Four minutes of injury time. I'm sinking. I can feel the tear ducts starting up, all ready in anticipation. Hell, it's only a game...

Love me do

We are out of the world cup. My head hangs. the television is switched off and the sound system sparks into life. the Beatles. Love love me do!

I look round to see the old man grinning and shaking his head at the same time. I look further back to the open door at the back of the restaurant and suddenly the heavens have opened. As if by divine providence a torrential downpour on final whistle. The Gods are unhappy with the result! We pay our bill and walk away.
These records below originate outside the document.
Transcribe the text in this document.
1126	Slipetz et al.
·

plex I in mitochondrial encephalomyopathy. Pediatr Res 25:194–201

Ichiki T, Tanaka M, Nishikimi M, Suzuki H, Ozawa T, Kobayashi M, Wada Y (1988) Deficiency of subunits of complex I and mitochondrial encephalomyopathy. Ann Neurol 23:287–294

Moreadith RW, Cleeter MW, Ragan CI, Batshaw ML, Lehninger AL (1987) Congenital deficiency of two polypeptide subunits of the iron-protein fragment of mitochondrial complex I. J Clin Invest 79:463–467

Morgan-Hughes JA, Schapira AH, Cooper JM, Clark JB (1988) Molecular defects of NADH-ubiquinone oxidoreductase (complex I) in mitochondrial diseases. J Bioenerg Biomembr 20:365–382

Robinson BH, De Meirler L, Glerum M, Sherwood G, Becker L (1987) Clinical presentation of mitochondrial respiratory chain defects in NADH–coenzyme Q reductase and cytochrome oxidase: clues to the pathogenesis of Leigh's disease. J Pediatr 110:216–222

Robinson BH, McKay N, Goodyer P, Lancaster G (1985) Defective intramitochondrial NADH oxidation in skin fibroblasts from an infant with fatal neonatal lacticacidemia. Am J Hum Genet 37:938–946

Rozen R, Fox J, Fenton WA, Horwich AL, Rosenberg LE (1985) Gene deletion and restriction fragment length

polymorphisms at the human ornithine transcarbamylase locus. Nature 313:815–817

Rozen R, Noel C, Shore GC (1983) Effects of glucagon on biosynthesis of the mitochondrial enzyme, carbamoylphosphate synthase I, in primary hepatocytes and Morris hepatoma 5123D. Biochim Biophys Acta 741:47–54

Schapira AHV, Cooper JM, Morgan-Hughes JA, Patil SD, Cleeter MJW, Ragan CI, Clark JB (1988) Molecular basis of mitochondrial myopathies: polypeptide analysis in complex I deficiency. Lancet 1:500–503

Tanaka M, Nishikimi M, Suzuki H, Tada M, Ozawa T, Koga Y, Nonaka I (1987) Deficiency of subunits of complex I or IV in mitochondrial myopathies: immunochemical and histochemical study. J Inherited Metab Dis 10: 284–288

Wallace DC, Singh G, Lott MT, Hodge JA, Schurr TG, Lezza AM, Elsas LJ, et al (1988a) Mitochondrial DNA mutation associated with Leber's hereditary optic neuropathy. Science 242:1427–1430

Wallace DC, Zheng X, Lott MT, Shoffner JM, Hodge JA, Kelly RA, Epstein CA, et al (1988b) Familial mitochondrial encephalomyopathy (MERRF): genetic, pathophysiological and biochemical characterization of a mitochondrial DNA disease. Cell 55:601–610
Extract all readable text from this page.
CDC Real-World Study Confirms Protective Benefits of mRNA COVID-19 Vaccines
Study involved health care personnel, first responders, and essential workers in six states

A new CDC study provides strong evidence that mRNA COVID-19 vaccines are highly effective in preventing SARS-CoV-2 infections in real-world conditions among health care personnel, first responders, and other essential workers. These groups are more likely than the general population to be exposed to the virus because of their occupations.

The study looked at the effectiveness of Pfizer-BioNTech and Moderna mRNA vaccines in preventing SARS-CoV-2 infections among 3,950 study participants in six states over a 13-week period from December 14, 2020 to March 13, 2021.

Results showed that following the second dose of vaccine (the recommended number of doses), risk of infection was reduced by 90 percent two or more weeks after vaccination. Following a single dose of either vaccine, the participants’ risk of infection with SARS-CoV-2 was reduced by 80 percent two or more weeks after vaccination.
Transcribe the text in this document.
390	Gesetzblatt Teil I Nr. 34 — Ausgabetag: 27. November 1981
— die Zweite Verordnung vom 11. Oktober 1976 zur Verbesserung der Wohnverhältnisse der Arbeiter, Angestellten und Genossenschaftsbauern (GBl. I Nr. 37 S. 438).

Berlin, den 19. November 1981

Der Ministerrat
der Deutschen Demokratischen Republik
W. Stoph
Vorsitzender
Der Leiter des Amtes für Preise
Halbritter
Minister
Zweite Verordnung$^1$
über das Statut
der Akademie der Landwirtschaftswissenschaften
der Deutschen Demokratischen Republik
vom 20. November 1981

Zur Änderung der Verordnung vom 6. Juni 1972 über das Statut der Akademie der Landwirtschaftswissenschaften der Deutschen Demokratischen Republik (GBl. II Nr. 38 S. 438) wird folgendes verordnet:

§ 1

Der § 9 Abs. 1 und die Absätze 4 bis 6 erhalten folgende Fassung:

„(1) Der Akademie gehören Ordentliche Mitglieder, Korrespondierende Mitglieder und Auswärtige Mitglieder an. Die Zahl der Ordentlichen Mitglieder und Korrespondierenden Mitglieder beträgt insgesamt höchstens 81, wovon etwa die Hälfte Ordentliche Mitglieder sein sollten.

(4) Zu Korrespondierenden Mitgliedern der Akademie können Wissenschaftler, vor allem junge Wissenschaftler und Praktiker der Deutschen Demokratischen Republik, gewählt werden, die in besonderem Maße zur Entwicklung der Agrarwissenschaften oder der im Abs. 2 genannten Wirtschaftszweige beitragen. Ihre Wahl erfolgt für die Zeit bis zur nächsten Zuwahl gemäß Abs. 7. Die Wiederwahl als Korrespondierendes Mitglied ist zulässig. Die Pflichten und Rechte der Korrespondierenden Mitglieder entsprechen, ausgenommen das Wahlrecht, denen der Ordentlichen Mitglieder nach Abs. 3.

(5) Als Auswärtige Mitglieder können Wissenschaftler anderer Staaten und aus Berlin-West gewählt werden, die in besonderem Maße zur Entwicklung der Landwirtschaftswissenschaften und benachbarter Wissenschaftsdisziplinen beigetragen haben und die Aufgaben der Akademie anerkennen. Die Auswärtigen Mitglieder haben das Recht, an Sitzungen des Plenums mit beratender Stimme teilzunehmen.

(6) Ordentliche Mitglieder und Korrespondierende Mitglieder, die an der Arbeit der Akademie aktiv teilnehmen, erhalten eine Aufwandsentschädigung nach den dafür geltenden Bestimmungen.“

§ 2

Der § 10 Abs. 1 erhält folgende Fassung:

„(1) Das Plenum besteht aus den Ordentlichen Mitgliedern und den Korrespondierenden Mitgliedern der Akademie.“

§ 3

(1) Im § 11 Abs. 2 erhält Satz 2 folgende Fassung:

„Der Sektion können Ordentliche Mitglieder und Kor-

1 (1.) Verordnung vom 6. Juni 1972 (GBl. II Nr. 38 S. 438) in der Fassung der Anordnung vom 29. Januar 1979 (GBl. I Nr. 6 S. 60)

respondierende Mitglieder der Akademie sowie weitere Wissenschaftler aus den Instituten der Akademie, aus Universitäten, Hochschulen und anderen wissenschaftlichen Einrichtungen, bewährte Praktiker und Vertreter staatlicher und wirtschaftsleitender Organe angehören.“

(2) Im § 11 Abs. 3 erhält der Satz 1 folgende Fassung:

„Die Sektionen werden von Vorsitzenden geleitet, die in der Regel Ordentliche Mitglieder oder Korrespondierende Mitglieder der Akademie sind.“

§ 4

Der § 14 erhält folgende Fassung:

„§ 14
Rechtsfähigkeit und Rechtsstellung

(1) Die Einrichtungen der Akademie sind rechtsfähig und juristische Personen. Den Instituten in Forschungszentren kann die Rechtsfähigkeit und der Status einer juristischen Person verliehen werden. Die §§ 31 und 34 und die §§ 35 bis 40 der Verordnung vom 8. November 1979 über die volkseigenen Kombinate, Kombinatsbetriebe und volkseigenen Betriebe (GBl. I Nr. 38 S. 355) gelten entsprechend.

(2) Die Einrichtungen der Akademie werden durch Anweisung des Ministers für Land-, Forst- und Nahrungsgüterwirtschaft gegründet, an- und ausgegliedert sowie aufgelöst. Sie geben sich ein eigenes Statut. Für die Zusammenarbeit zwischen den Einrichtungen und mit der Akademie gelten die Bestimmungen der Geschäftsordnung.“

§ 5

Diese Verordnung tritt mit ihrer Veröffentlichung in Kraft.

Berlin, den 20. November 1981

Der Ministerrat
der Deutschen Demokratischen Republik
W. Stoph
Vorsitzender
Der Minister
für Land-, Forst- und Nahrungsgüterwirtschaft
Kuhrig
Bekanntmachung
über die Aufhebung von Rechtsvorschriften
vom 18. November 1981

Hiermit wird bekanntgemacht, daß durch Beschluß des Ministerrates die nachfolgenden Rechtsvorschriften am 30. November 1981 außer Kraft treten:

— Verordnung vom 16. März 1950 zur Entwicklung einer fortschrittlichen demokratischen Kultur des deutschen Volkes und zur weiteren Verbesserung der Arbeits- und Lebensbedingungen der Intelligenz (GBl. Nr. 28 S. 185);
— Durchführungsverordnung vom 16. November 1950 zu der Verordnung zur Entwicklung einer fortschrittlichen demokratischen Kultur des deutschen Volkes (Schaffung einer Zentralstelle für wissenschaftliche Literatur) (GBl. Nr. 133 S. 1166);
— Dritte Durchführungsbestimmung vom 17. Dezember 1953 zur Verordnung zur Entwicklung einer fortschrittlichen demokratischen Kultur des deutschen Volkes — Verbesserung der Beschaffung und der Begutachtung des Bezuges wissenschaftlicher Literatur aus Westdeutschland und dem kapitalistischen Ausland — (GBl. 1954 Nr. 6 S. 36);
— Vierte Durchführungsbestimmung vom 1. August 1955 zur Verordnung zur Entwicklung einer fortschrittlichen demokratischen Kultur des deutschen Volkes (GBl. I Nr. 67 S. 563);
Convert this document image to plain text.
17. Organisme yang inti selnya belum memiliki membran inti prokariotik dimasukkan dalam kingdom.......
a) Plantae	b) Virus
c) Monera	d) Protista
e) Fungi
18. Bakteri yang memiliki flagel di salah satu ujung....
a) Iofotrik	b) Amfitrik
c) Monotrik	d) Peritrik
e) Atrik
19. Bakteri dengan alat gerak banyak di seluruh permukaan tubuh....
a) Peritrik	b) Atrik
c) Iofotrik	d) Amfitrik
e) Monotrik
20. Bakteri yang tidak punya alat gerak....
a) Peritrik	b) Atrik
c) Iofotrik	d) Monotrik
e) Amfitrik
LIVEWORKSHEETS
And as we walk through the narrow cobbled streets, carefully in the wet, it is slippery and the booze has adversely affected my gross motor skills of walking, the clouds part and snowcapped mountains are visible for the first time.

But ho hum. The world cup is over for us. Which is probably a good thing- now we are no longer restricted to traveling according to dates dictated by FIFA. No longer will we seek out expensive rooms with televisions. Maybe now we can begin our holiday in peace!